FALMOUTH, England — The Group of Seven wealthy democracies have wrapped up their first face-to-face summit in two years at a seaside resort in southwest England. The leaders of the G-7 — Canada, France, Germany, Italy, Japan, the United Kingdom and the United States — made commitments on a range of topics, from sharing coronavirus vaccines to tackling climate change and making corporate taxation fairer.
Their final agreement from the three-day meeting also included a section on challenging China over “non-economic” economic practices and calling on Beijing to respect human rights.
Here are details on the key topics they covered:
The presidents and prime ministers committed to sharing at least 1 billion vaccine shots with struggling countries over the next year, with deliveries starting in August. U.S. President Joe Biden pledged 500 million doses. Britain and Canada committed to 100 million shots each, and France said it would pitch in with 60 million doses.
However, the World Health Organization has said that 11 billion doses are needed to truly end the pandemic. Public health advocates also argue that promising vaccine doses isn’t enough, and that money and logistical help are needed to get shots into the arms of people in poorer countries.
Leaders committed to ending new direct government support for “unabated international thermal coal power generation” — the use of coal without technology to reduce carbon emissions – by the end of the year, and backed a $2-billion coal transition fund.
They also pledged to conserve or protect at least 30% of their countries’ land and marine areas by 2030 as part of global biodiversity targets. And they agreed to increase financing for projects to curb climate change until 2025 and reaffirmed their support for a target of producing net-zero carbon emissions no later than 2050.
Leading climate groups said the summit fell far short of delivering meaningful details. They urged rich countries to go beyond reiterating existing obligations and to put concrete new climate financing on the table.
The G-7 leaders said they would work together to challenge China’s “non-market policies.” They also agreed to call on Beijing to respect human rights in Xinjiang, the remote western region where Chinese authorities are accused of committing serious rights abuses against the Uyghur minority, and in the semi-autonomous city of Hong Kong.
U.S. President Joe Biden had wanted to persuade fellow democratic leaders to present a more unified front to compete economically with Beijing and to strongly call out China’s “nonmarket policies and human rights abuses.”
The leaders committed to remove forced labor in global supply chains, “including state-sponsored forced labor of vulnerable groups and minorities.” This section of their meeting communique did not mention China by name, but the White House said the language was aimed at the main supply chains of concern in the Xinjiang region.
G-7 leaders endorsed a global minimum tax of at least 15% on multinational corporations, a measure meant to stop businesses from using tax havens to shift profits and to avoid taxes.
Their agreement backed a plan outlined earlier by G-7 finance ministers. The seven countries hope many more will sign on, but that’s a fraught proposal in nations with economies based on using low corporate taxes to attract businesses.
Leaders agreed to an infrastructure proposal called “Build Back Better for the World” that calls for spending hundreds of billions of dollars in collaboration with the private sector to finance greener infrastructure projects in poorer countries.

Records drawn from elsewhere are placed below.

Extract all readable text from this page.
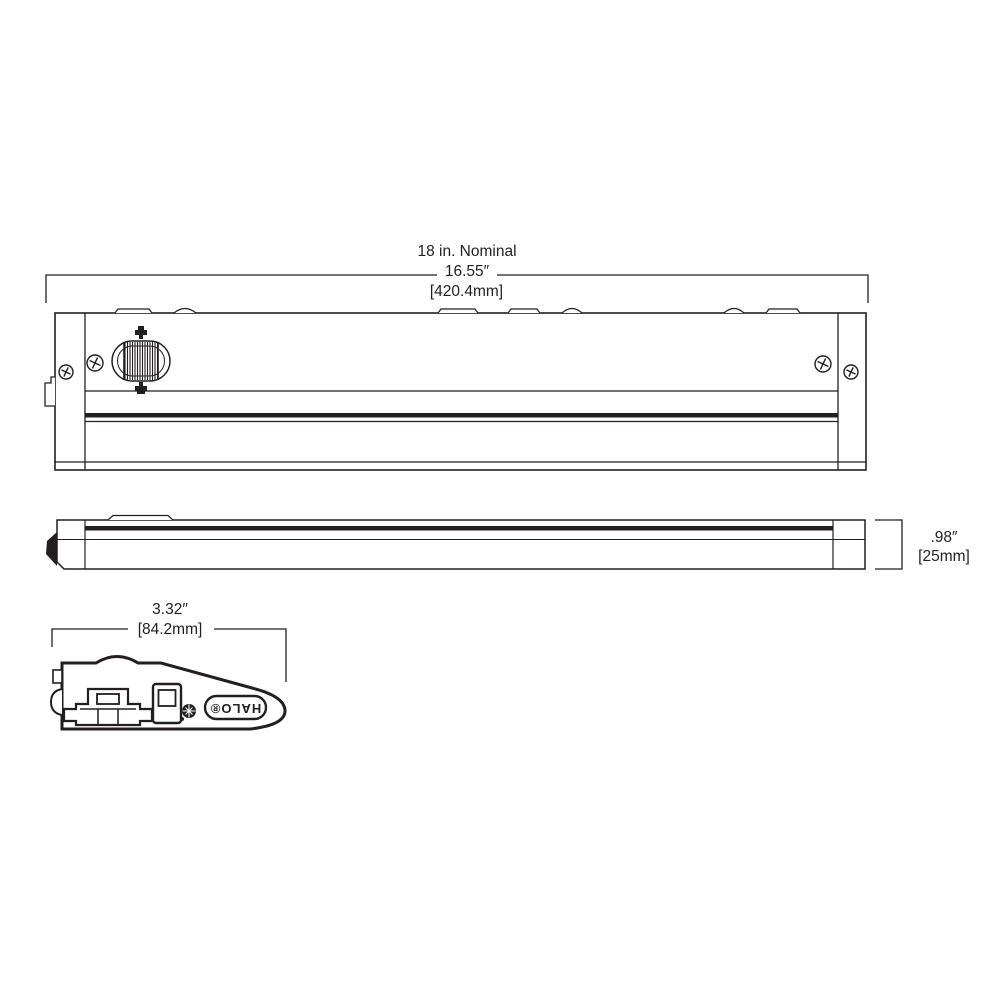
18 in. Nominal
16.55″
[420.4mm]
.98″
[25mm]
3.32″
[84.2mm]
HALO®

It is designed to compete with China’s multi-trillion-dollar “Belt and Road” initiative, which funds a vast network of infrastructure covering large portions of the world, primarily Asia and Africa.

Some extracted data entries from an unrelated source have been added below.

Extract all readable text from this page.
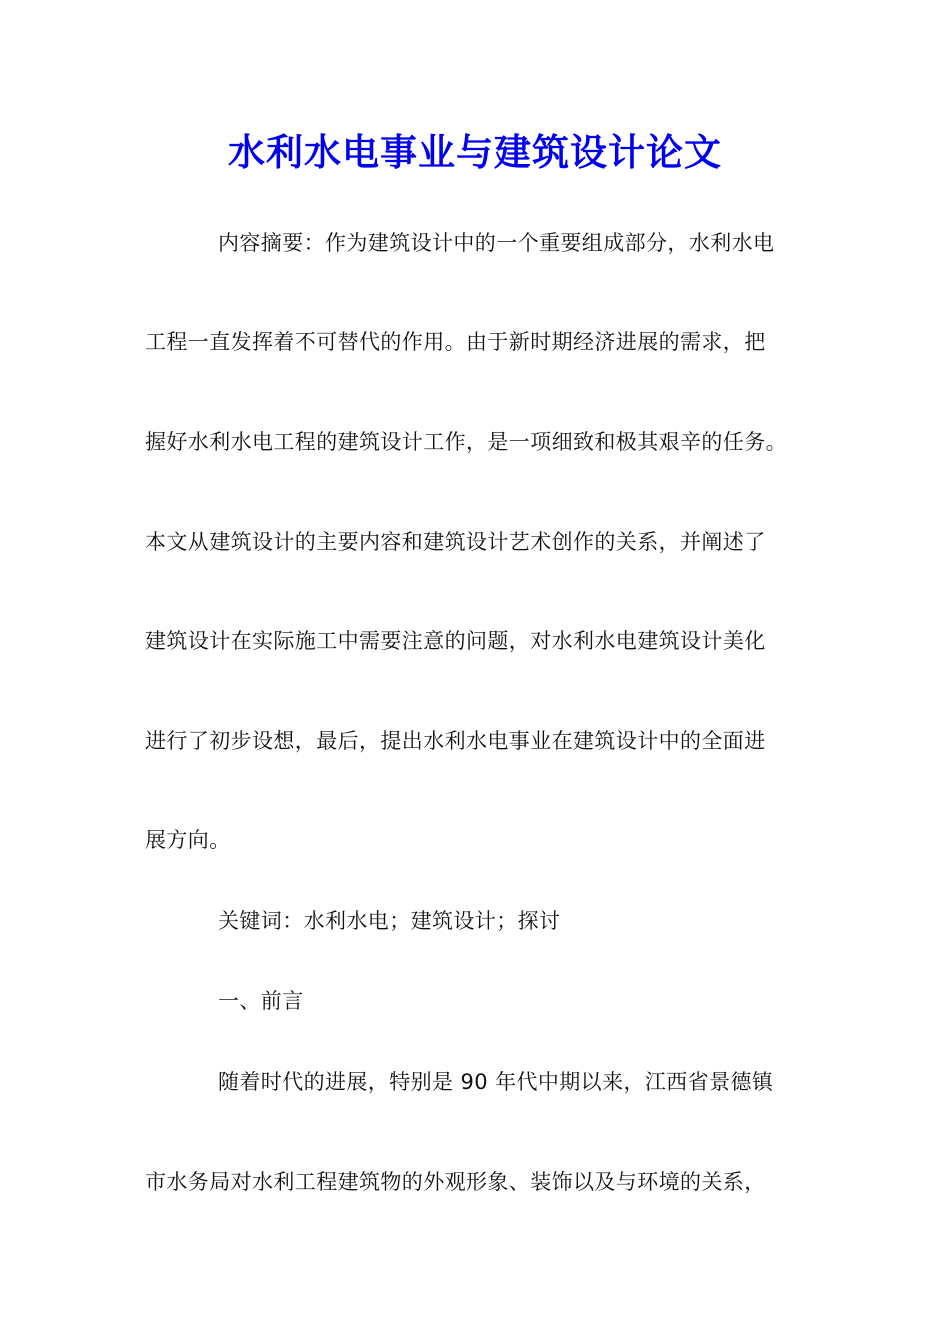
水利水电事业与建筑设计论文

内容摘要：作为建筑设计中的一个重要组成部分，水利水电

工程一直发挥着不可替代的作用。由于新时期经济进展的需求，把

握好水利水电工程的建筑设计工作，是一项细致和极其艰辛的任务。

本文从建筑设计的主要内容和建筑设计艺术创作的关系，并阐述了

建筑设计在实际施工中需要注意的问题，对水利水电建筑设计美化

进行了初步设想，最后，提出水利水电事业在建筑设计中的全面进

展方向。

关键词：水利水电；建筑设计；探讨

一、前言

随着时代的进展，特别是 90 年代中期以来，江西省景德镇

市水务局对水利工程建筑物的外观形象、装饰以及与环境的关系，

FUTURE PANDEMIC PREPAREDNESS
Leaders said that in the event of a future pandemic, they will seek to ensure the availability of safe and effective vaccines, treatment and diagnostic tests within the first 100 days.
Patrick Vallance, the British government’s chief scientific adviser, said a “100 Day Mission” report gave leaders recommendations for speeding up responses to another pandemic but acknowledged that any such response must be global and include countries that don’t belong to the G-7.
The leaders said COVID-19 has exacerbated underlying inequalities and led to an education crisis, especially for girls. They backed a target of getting 40 million more girls in school by 2026 in poorer countries, and committed to a combined $2.75 billion in funding over the next five years for the Global Partnership for Education.